Now, in my yard, again I chop
their shoots, insistent. And I beat
back images, dizzying, still of her,
wanting to want what is. At night,
last out amidst cicada song,
I watch Mars burn, a small hot heart.
The air is silvery with moonlight;
it pours through everything. Belong,
belong, it tells me. I am a part.
The Midwest of Grief
Out beyond the cities the fields surround you, at once lush and empty.
Corn and soy and soy and corn, immensities beyond calculation,
nowhere to go that doesn’t resemble the place you already are
except to leave the highway and drive further into the deep of it,
to park and walk along some narrow road, a street called by long numbers,
just before dusk: all still but insects buzzing, hallways flashing open
and vanishing between the cornstalks, bean blossoms glowing luminous
against deep green, and the old white farmhouses you’ll never go inside.

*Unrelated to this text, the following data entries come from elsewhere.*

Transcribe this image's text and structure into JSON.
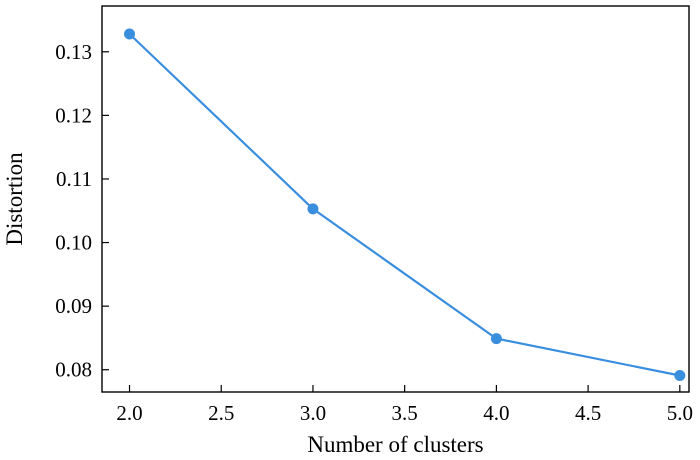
{
  "chart_data": {
    "type": "line",
    "title": "",
    "xlabel": "Number of clusters",
    "ylabel": "Distortion",
    "x": [
      2.0,
      3.0,
      4.0,
      5.0
    ],
    "series": [
      {
        "values": [
          0.1328,
          0.1053,
          0.0849,
          0.0791
        ],
        "color": "#3a8ede"
      }
    ],
    "xlim": [
      1.85,
      5.05
    ],
    "ylim": [
      0.0765,
      0.1372
    ],
    "xticks": [
      2.0,
      2.5,
      3.0,
      3.5,
      4.0,
      4.5,
      5.0
    ],
    "xtick_labels": [
      "2.0",
      "2.5",
      "3.0",
      "3.5",
      "4.0",
      "4.5",
      "5.0"
    ],
    "yticks": [
      0.08,
      0.09,
      0.1,
      0.11,
      0.12,
      0.13
    ],
    "ytick_labels": [
      "0.08",
      "0.09",
      "0.10",
      "0.11",
      "0.12",
      "0.13"
    ],
    "grid": false,
    "legend": "none"
  }
}
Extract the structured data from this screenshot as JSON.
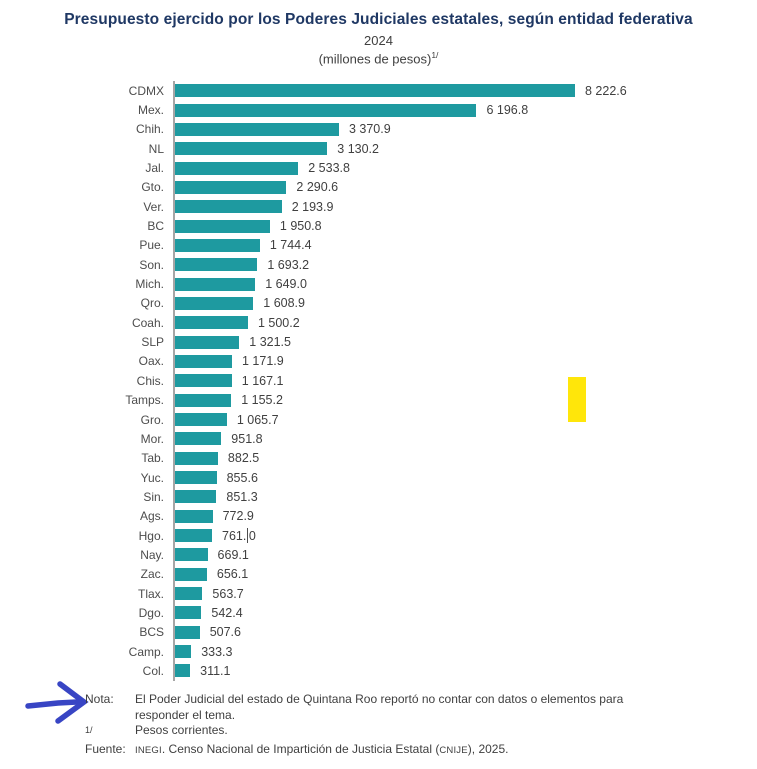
{
  "header": {
    "title": "Presupuesto ejercido por los Poderes Judiciales estatales, según entidad federativa",
    "subtitle": "2024",
    "units_label": "(millones de pesos)",
    "units_superscript": "1/"
  },
  "chart_data": {
    "type": "bar",
    "orientation": "horizontal",
    "title": "Presupuesto ejercido por los Poderes Judiciales estatales, según entidad federativa",
    "subtitle": "2024",
    "xlabel": "millones de pesos",
    "ylabel": "entidad federativa",
    "xlim": [
      0,
      8500
    ],
    "grid": false,
    "legend": false,
    "bar_color": "#1e9aa0",
    "categories": [
      "CDMX",
      "Mex.",
      "Chih.",
      "NL",
      "Jal.",
      "Gto.",
      "Ver.",
      "BC",
      "Pue.",
      "Son.",
      "Mich.",
      "Qro.",
      "Coah.",
      "SLP",
      "Oax.",
      "Chis.",
      "Tamps.",
      "Gro.",
      "Mor.",
      "Tab.",
      "Yuc.",
      "Sin.",
      "Ags.",
      "Hgo.",
      "Nay.",
      "Zac.",
      "Tlax.",
      "Dgo.",
      "BCS",
      "Camp.",
      "Col."
    ],
    "values": [
      8222.6,
      6196.8,
      3370.9,
      3130.2,
      2533.8,
      2290.6,
      2193.9,
      1950.8,
      1744.4,
      1693.2,
      1649.0,
      1608.9,
      1500.2,
      1321.5,
      1171.9,
      1167.1,
      1155.2,
      1065.7,
      951.8,
      882.5,
      855.6,
      851.3,
      772.9,
      761.0,
      669.1,
      656.1,
      563.7,
      542.4,
      507.6,
      333.3,
      311.1
    ],
    "value_labels": [
      "8 222.6",
      "6 196.8",
      "3 370.9",
      "3 130.2",
      "2 533.8",
      "2 290.6",
      "2 193.9",
      "1 950.8",
      "1 744.4",
      "1 693.2",
      "1 649.0",
      "1 608.9",
      "1 500.2",
      "1 321.5",
      "1 171.9",
      "1 167.1",
      "1 155.2",
      "1 065.7",
      "951.8",
      "882.5",
      "855.6",
      "851.3",
      "772.9",
      "761.0",
      "669.1",
      "656.1",
      "563.7",
      "542.4",
      "507.6",
      "333.3",
      "311.1"
    ]
  },
  "annotations": {
    "highlight_rect": {
      "color": "#ffe60a",
      "description": "yellow-highlight-rectangle"
    },
    "arrow": {
      "color": "#3845c4",
      "description": "hand-drawn-blue-arrow-pointing-at-nota"
    },
    "text_cursor": {
      "row": "Hgo.",
      "label_parts": [
        "761.",
        "0"
      ],
      "row_index": 23
    }
  },
  "notes": {
    "nota_label": "Nota:",
    "nota_line1": "El Poder Judicial del estado de Quintana Roo reportó no contar con datos o elementos para",
    "nota_line2": "responder el tema.",
    "footnote_marker": "1/",
    "footnote_text": "Pesos corrientes.",
    "fuente_label": "Fuente:",
    "fuente_inegi": "INEGI",
    "fuente_middle": ". Censo Nacional de Impartición de Justicia Estatal (",
    "fuente_cnije": "CNIJE",
    "fuente_end": "), 2025."
  },
  "colors": {
    "bar": "#1e9aa0",
    "title": "#1f3864",
    "axis_line": "#a6a6a6",
    "text": "#404040",
    "highlight": "#ffe60a",
    "arrow": "#3845c4"
  }
}
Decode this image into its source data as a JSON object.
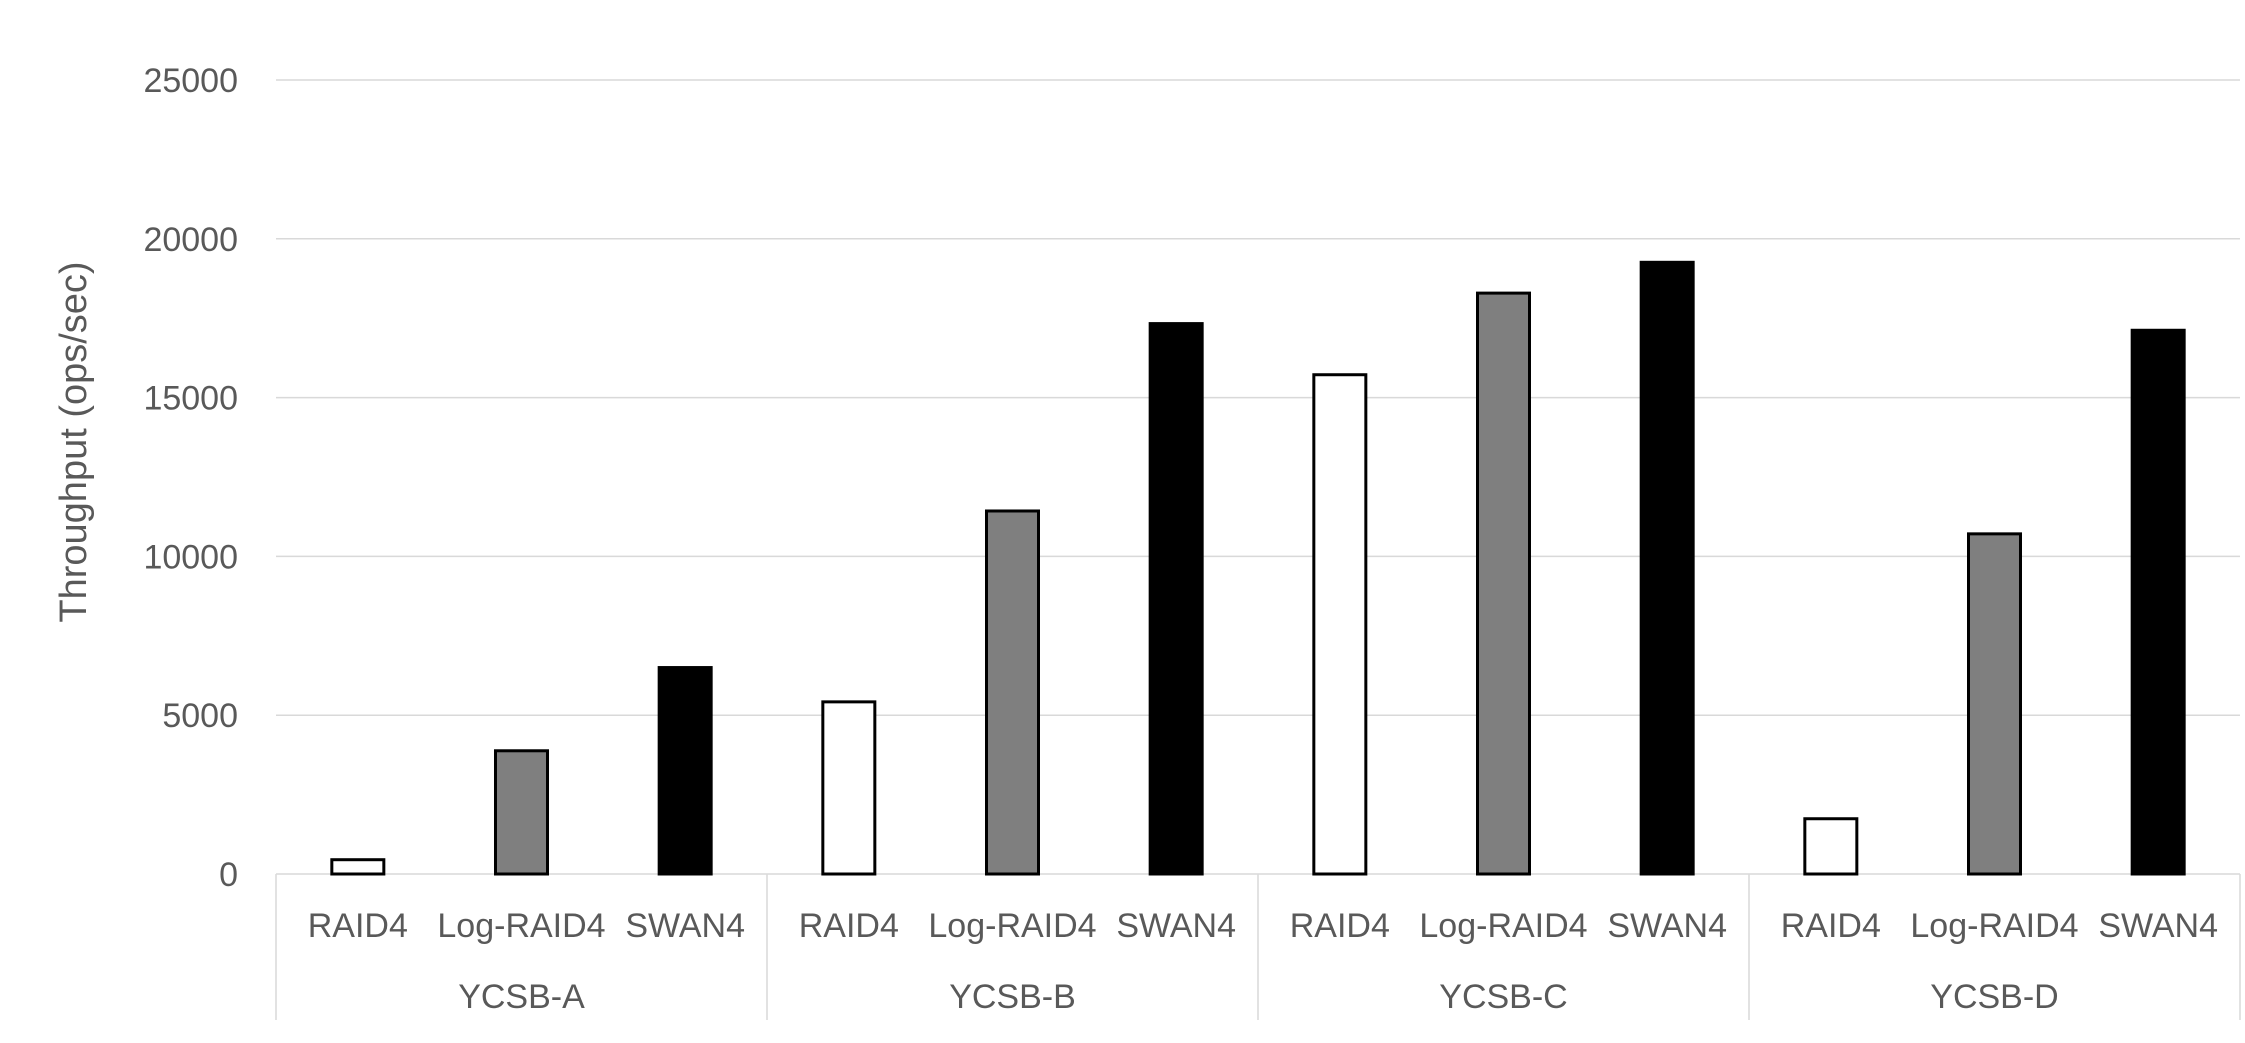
{
  "chart_data": {
    "type": "bar",
    "title": "",
    "xlabel": "",
    "ylabel": "Throughput (ops/sec)",
    "ylim": [
      0,
      25000
    ],
    "yticks": [
      0,
      5000,
      10000,
      15000,
      20000,
      25000
    ],
    "grid": true,
    "groups": [
      "YCSB-A",
      "YCSB-B",
      "YCSB-C",
      "YCSB-D"
    ],
    "bar_labels": [
      "RAID4",
      "Log-RAID4",
      "SWAN4"
    ],
    "bar_colors": [
      "#ffffff",
      "#7f7f7f",
      "#000000"
    ],
    "values": [
      [
        450,
        3880,
        6500
      ],
      [
        5420,
        11430,
        17330
      ],
      [
        15720,
        18290,
        19260
      ],
      [
        1740,
        10710,
        17120
      ]
    ]
  }
}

That time a half-moon rode in the sky—a rocking toy, an orange slice—
this life so much what it would stay, I didn’t know how I could bear it.
I didn’t know the names of machines to score the earth, poison, harvest,
only that this was the lay of the land and would be mine from now on:
all of it so mothering in its very absence, and everywhere
roads crossing roads in invisible plot-lines, no glimpse of horizon.
Waste Places
Clearing out the lake house I found the poems from college in a falling-apart box under a spare bed, so old they were typed on onionskin. A curled, crackling sheaf lost amid the spiral notebooks, the stiff and mildewed horse gear. Uncanny to read them and see I’d always been the same—striving to empty myself, as if that was the secret, and then, then I would be filled. But it was too late now, wasn’t it? Ache in my knees as I rose. I had been writing footnotes. Had called feeling affect. I had become a flyover zone, monocrop to the horizon. I was a temple to an absent goddess, the one who could never leave because she’d been gone almost from the start. Maybe someday I’d find a way to praise the waste places—sandy grass growing in the empty lot, glitter in the highway ditch, broken concrete shoring up the slope down to the reservoir. What would outlast all disasters. If I could learn to love even that. If I could speak. If I could sing it forth into the world, however desolate, changed and glowing.
The Flash
In that first dark year when I saw where we were
and sensed it lurking, the world’s end and my own,
I wondered what I had, time remaining, to live for.
In a conference room, half-listening, one day it flashed up
shining, intent, muscular, like a fish breaking the surface
to leave rings widening on the dusk-glazed water:
of course, only at last to say it all as I wanted, tell
this life as it had been to me, even if no one would care.
I felt it again then, the lake-canyon persisting, and in it
the wide-eyed invisible schools, their gill-breathing, the sun-shafts
and currents of the lake, cold springs flowing into warm,
and the weeds, muck-rooted, swaying in their particular rhythms—
I mean words like weeds, growing wild from the bottom,
mounting the fathoms toward the world of air.